Il y a une première femme qui me demande ma carte d'identité (notre carte d'identité est en fait notre carnet de vie, dessus se trouvent le nom de nos parents, nos différents mariages, nos nombreux enfants, le tampon du service militaire, le tampon des différentes élections, les rationnements de nourriture, et, en dernière page, le tampon du décès). Elle vérifie son authenticité, y met un cachet, la passe à la femme d'à côté qui remplit sur une feuille à deux volets détachables portant le même numéro, mes coordonnées (nom, date et lieu de naissance, numéro national), garde cette partie et me donne l'autre volet où j'inscris le nom de mon candidat préféré, que je glisse dans l'urne. Ensuite, je récupère ma carte d'identité et je peux enfin sortir après deux heures et quart passées en partie sous le soleil brûlant, en partie dans le préau couvert de l'école.

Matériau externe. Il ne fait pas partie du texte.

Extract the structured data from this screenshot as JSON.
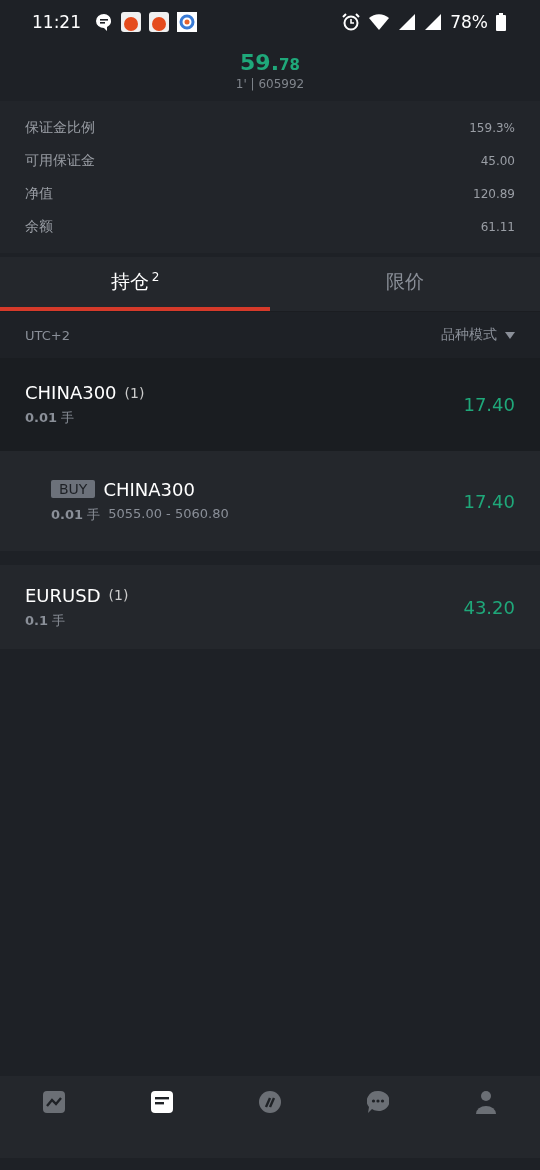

Je suis étonnée du calme et de la discipline de ce peuple qui jadis me paraissait tellement bruyant, bavard, exubérant et gai; On dirait que ces 22 ans de révolution l'ont assommé et qu'il se réveille lentement, commence à prendre conscience mais n'a pas encore retrouvé ses points de repère et sa joie de vivre.
Les jeunes Iraniens en mal de liberté profitent de chaque occasion pour pouvoir se rencontrer. Les filles regardent du coin des yeux les garçons de la queue d'en face. La séduction ne se passe qu'au niveau du regard; ça me rappelle toutes ces poésies persanes où le regard de l'autre éblouit, séduit, envie, tue, ressuscite.
Leur regard en dit plus long que les dizaines de phrases de "chat" sur les sites Internet ou les aveux gonflés par l'alcool, la drogue et autres artifices que les jeunes européens consomment. C'est une sensation tellement pure, peut-être primitive, mais certainement vraie.
En Iran, on drague dans les files d'attente de l'élection présidentielle. Je ne sais pas si c'est la drague qui prime sur le devoir civique, en tous cas je veux croire que c'est les deux à la fois. Ce qui est sûr, c'est que ce peuple aspire à la liberté qu'il a goûtée un peu sous Khatami I et qu'il dégustera "inch'allah" sous Khatami II.